Furthermore, a previous study by Laurent et al. (6) indicated that the level of gene expression (from microarray analysis) is negatively correlated with DNA methylation around the transcription start sites, but is positively correlated with mCG density in the gene body and in the regions around the transcription termination sites (6). Although our results appear to echo this previous report, our study presents the first work to demonstrate that the exonic DNA methylation level is differentially associated with the expression level and evolutionary rates of exons at different relative positions in the gene. We use RNA-seq data to achieve this exon-level resolution of mRNA expression. By contrast, the study by Laurent et al. (6) measured the mRNA expression level of the gene as a whole using the microarray approach; therefore, their results are applicable for entire genes, rather than individual exons, as demonstrated in this study.

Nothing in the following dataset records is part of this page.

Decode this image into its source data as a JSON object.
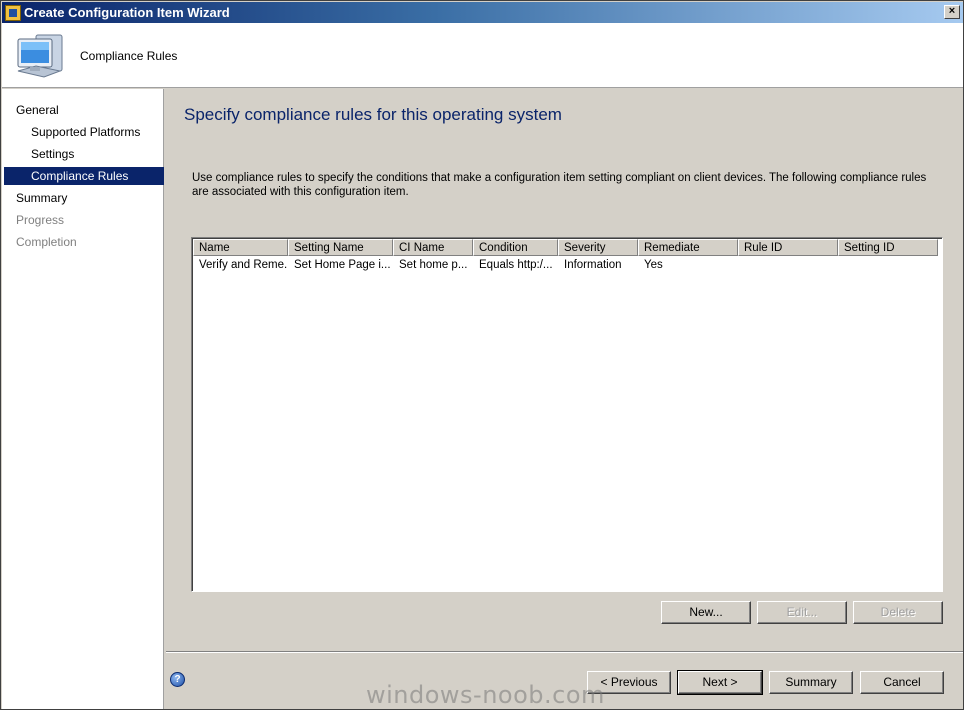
{
  "window": {
    "title": "Create Configuration Item Wizard",
    "close_glyph": "×"
  },
  "header": {
    "title": "Compliance Rules",
    "icon": "computer-monitor-icon"
  },
  "sidebar": {
    "items": [
      {
        "label": "General"
      },
      {
        "label": "Supported Platforms"
      },
      {
        "label": "Settings"
      },
      {
        "label": "Compliance Rules"
      },
      {
        "label": "Summary"
      },
      {
        "label": "Progress"
      },
      {
        "label": "Completion"
      }
    ]
  },
  "main": {
    "page_title": "Specify compliance rules for this operating system",
    "description": "Use compliance rules to specify the conditions that make a configuration item setting compliant on client devices. The following compliance rules are associated with this configuration item.",
    "table": {
      "columns": [
        "Name",
        "Setting Name",
        "CI Name",
        "Condition",
        "Severity",
        "Remediate",
        "Rule ID",
        "Setting ID"
      ],
      "rows": [
        [
          "Verify and Reme...",
          "Set Home Page i...",
          "Set home p...",
          "Equals http:/...",
          "Information",
          "Yes",
          "",
          ""
        ]
      ]
    },
    "buttons": {
      "new": "New...",
      "edit": "Edit...",
      "delete": "Delete"
    }
  },
  "footer": {
    "help_glyph": "?",
    "previous": "< Previous",
    "next": "Next >",
    "summary": "Summary",
    "cancel": "Cancel"
  },
  "watermark": "windows-noob.com",
  "colors": {
    "accent": "#0a246a",
    "title_text": "#0a246a",
    "dialog_bg": "#d4d0c8"
  }
}
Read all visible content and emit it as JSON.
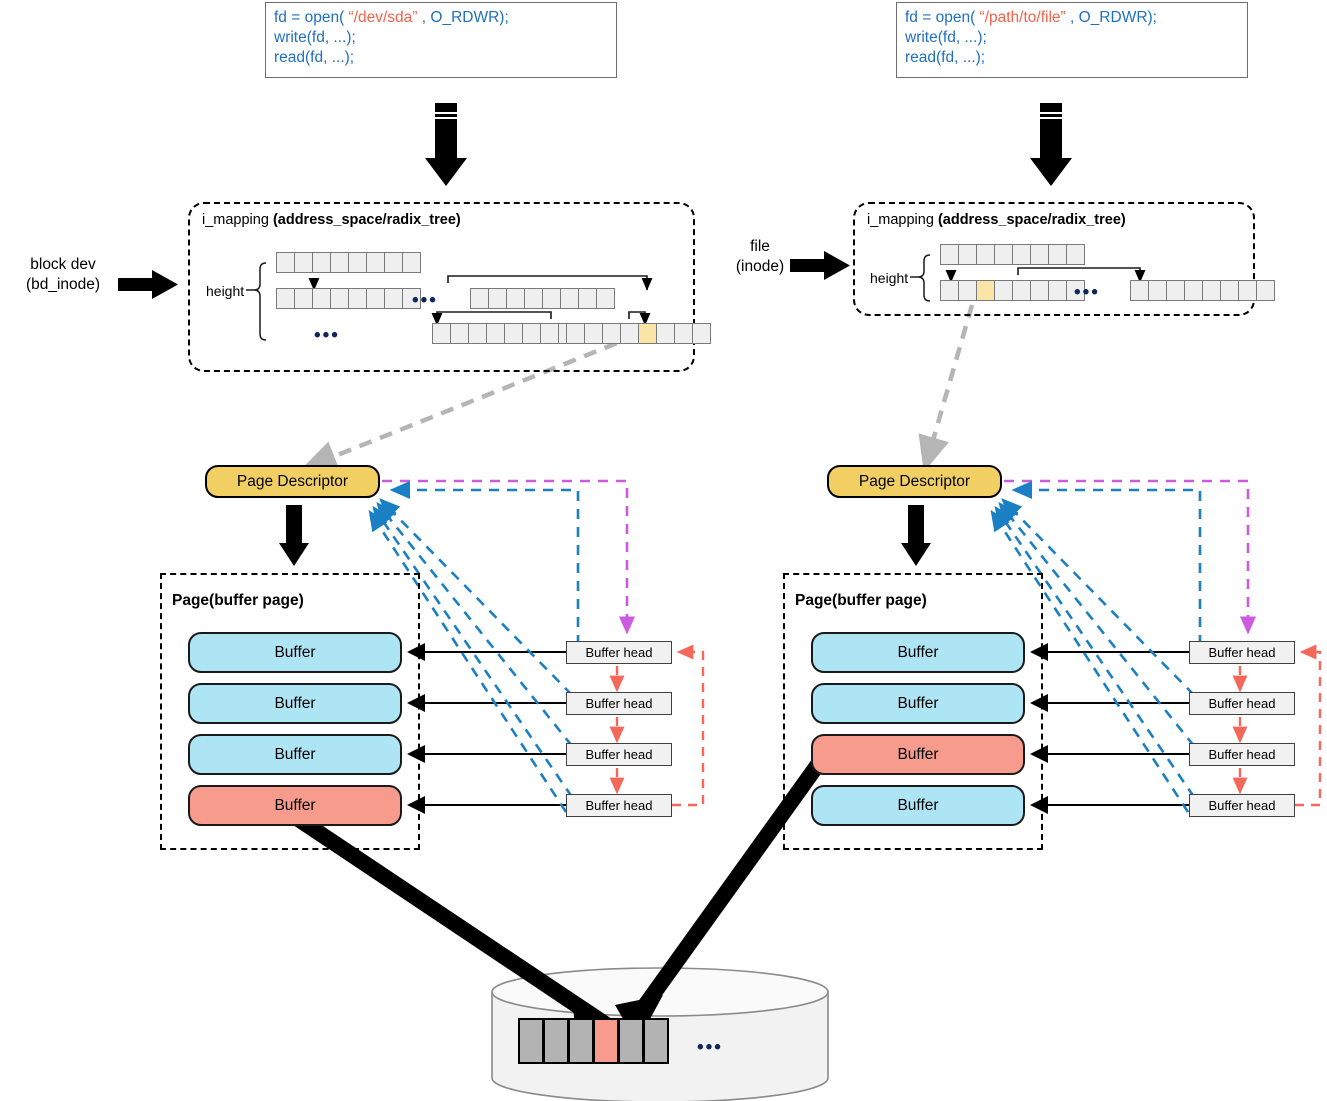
{
  "title": "Linux page cache / buffer page diagram",
  "colors": {
    "code_blue": "#1F6FC4",
    "code_string_red": "#F4624A",
    "page_descriptor_yellow": "#F2CF63",
    "buffer_blue": "#AEE5F5",
    "buffer_red": "#F79B8C",
    "radix_highlight": "#FBE5A6",
    "buffer_head_gray": "#F1F1F1",
    "disk_block_gray": "#B3B3B3",
    "bh_link_red": "#F4685A",
    "bh_to_page_blue": "#1B7FC4",
    "page_to_bh_purple": "#CC5BE0",
    "radix_to_page_gray": "#B5B5B5"
  },
  "left": {
    "code": {
      "line1_pre": "fd = open(",
      "line1_str": "“/dev/sda”",
      "line1_post": ", O_RDWR);",
      "line2": "write(fd, ...);",
      "line3": "read(fd, ...);"
    },
    "side_label_line1": "block dev",
    "side_label_line2": "(bd_inode)",
    "mapping_title_plain": "i_mapping ",
    "mapping_title_bold": "(address_space/radix_tree)",
    "height_label": "height",
    "radix_dots_middle": "•••",
    "radix_dots_bottom": "•••",
    "page_descriptor_label": "Page Descriptor",
    "page_box_title": "Page(buffer page)",
    "buffers": [
      {
        "label": "Buffer",
        "state": "clean"
      },
      {
        "label": "Buffer",
        "state": "clean"
      },
      {
        "label": "Buffer",
        "state": "clean"
      },
      {
        "label": "Buffer",
        "state": "dirty"
      }
    ],
    "buffer_heads": [
      "Buffer head",
      "Buffer head",
      "Buffer head",
      "Buffer head"
    ]
  },
  "right": {
    "code": {
      "line1_pre": "fd = open(",
      "line1_str": "“/path/to/file”",
      "line1_post": ", O_RDWR);",
      "line2": "write(fd, ...);",
      "line3": "read(fd, ...);"
    },
    "side_label_line1": "file",
    "side_label_line2": "(inode)",
    "mapping_title_plain": "i_mapping ",
    "mapping_title_bold": "(address_space/radix_tree)",
    "height_label": "height",
    "radix_dots_middle": "•••",
    "page_descriptor_label": "Page Descriptor",
    "page_box_title": "Page(buffer page)",
    "buffers": [
      {
        "label": "Buffer",
        "state": "clean"
      },
      {
        "label": "Buffer",
        "state": "clean"
      },
      {
        "label": "Buffer",
        "state": "dirty"
      },
      {
        "label": "Buffer",
        "state": "clean"
      }
    ],
    "buffer_heads": [
      "Buffer head",
      "Buffer head",
      "Buffer head",
      "Buffer head"
    ]
  },
  "disk": {
    "blocks": [
      "gray",
      "gray",
      "gray",
      "red",
      "gray",
      "gray"
    ],
    "dots": "•••"
  }
}
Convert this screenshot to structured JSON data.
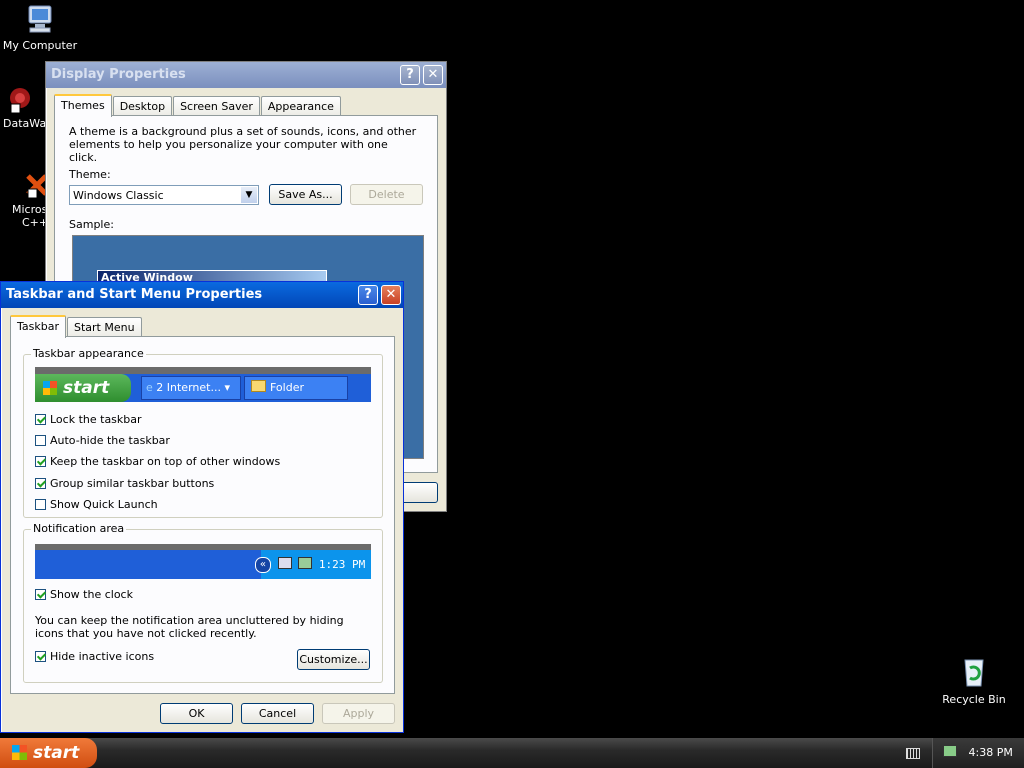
{
  "desktop": {
    "icons": [
      {
        "label": "My Computer",
        "icon": "my-computer-icon"
      },
      {
        "label": "DataWa",
        "icon": "datawa-icon"
      },
      {
        "label": "Microsoft",
        "label2": "C++",
        "icon": "cpp-icon"
      },
      {
        "label": "Recycle Bin",
        "icon": "recycle-bin-icon"
      }
    ]
  },
  "display_properties": {
    "title": "Display Properties",
    "tabs": [
      "Themes",
      "Desktop",
      "Screen Saver",
      "Appearance"
    ],
    "description": "A theme is a background plus a set of sounds, icons, and other elements to help you personalize your computer with one click.",
    "theme_label": "Theme:",
    "theme_value": "Windows Classic",
    "save_as": "Save As...",
    "delete": "Delete",
    "sample_label": "Sample:",
    "sample_window_title": "Active Window",
    "apply_partial": "ply"
  },
  "taskbar_props": {
    "title": "Taskbar and Start Menu Properties",
    "tabs": [
      "Taskbar",
      "Start Menu"
    ],
    "appearance_group": "Taskbar appearance",
    "preview": {
      "start": "start",
      "item1": "2 Internet...",
      "item2": "Folder"
    },
    "options": [
      {
        "label": "Lock the taskbar",
        "checked": true
      },
      {
        "label": "Auto-hide the taskbar",
        "checked": false
      },
      {
        "label": "Keep the taskbar on top of other windows",
        "checked": true
      },
      {
        "label": "Group similar taskbar buttons",
        "checked": true
      },
      {
        "label": "Show Quick Launch",
        "checked": false
      }
    ],
    "notification_group": "Notification area",
    "notif_time": "1:23 PM",
    "show_clock": {
      "label": "Show the clock",
      "checked": true
    },
    "notif_text": "You can keep the notification area uncluttered by hiding icons that you have not clicked recently.",
    "hide_inactive": {
      "label": "Hide inactive icons",
      "checked": true
    },
    "customize": "Customize...",
    "ok": "OK",
    "cancel": "Cancel",
    "apply": "Apply"
  },
  "taskbar": {
    "start": "start",
    "clock": "4:38 PM"
  }
}
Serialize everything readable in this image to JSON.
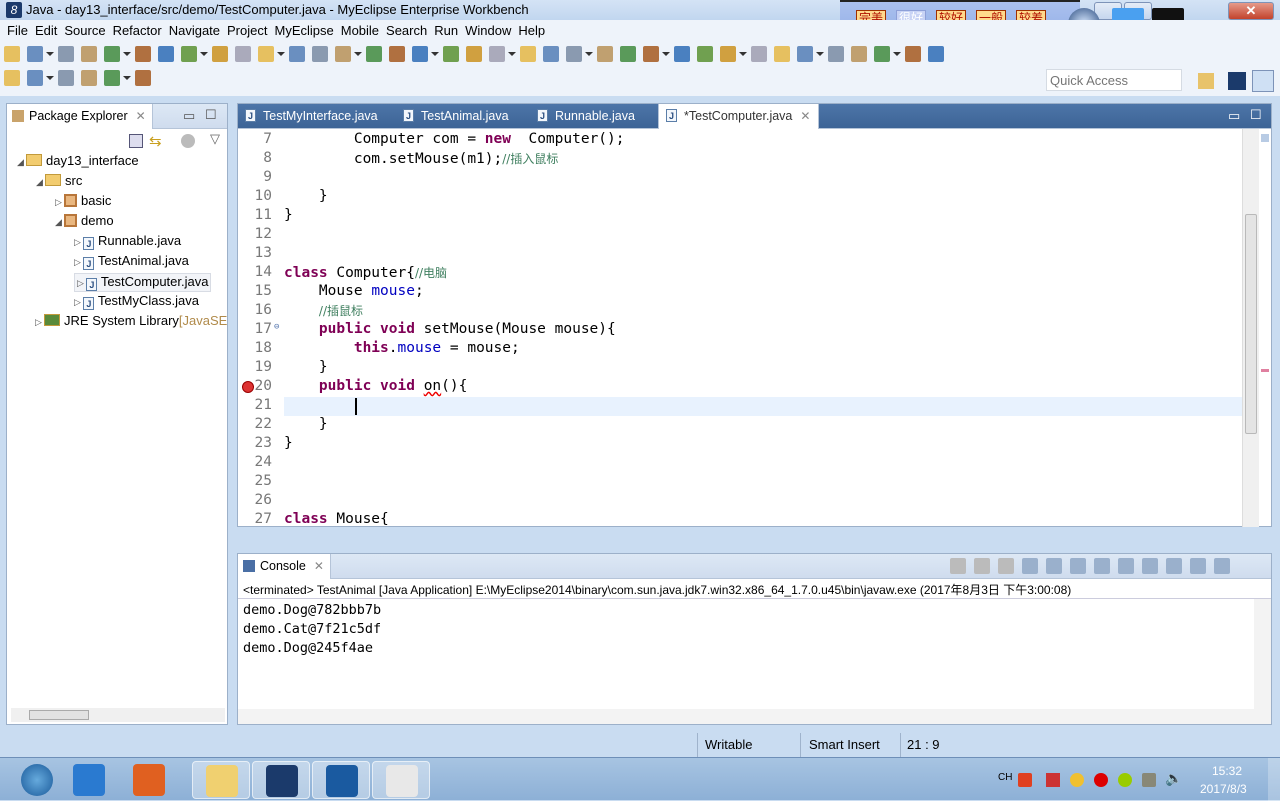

Meanwhile, the correlation between DNA methylation level and RNA-seq–based gene expression level was also explored in a study by Lister et al. (7), the dataset of which was included in our study (samples S2 and S3 in Table 1). Lister et al. (7) explored the correlation between gene body methylation level and mRNA expression level for genes as a whole. They found the correlation to be positive in one cell line (sample S3), whereas the correlation was statistically insignificant in the other (sample S2) (7). In the current study, we took the research one step further by analyzing the same correlation at the exon level. Interestingly, we obtained consistent results for both cell lines: the correlation between exonic mCG density and exonic expression level is negative for the first exons but positive for the nonfirst exons (Table S4). This difference between the first and nonfirst exons may partly explain why Lister et al. (7) obtained inconsistent results from different cell lines: the positive and negative correlations of different exon groups may occasionally cancel each other out, leading to a lack of correlation when a gene is considered as a whole.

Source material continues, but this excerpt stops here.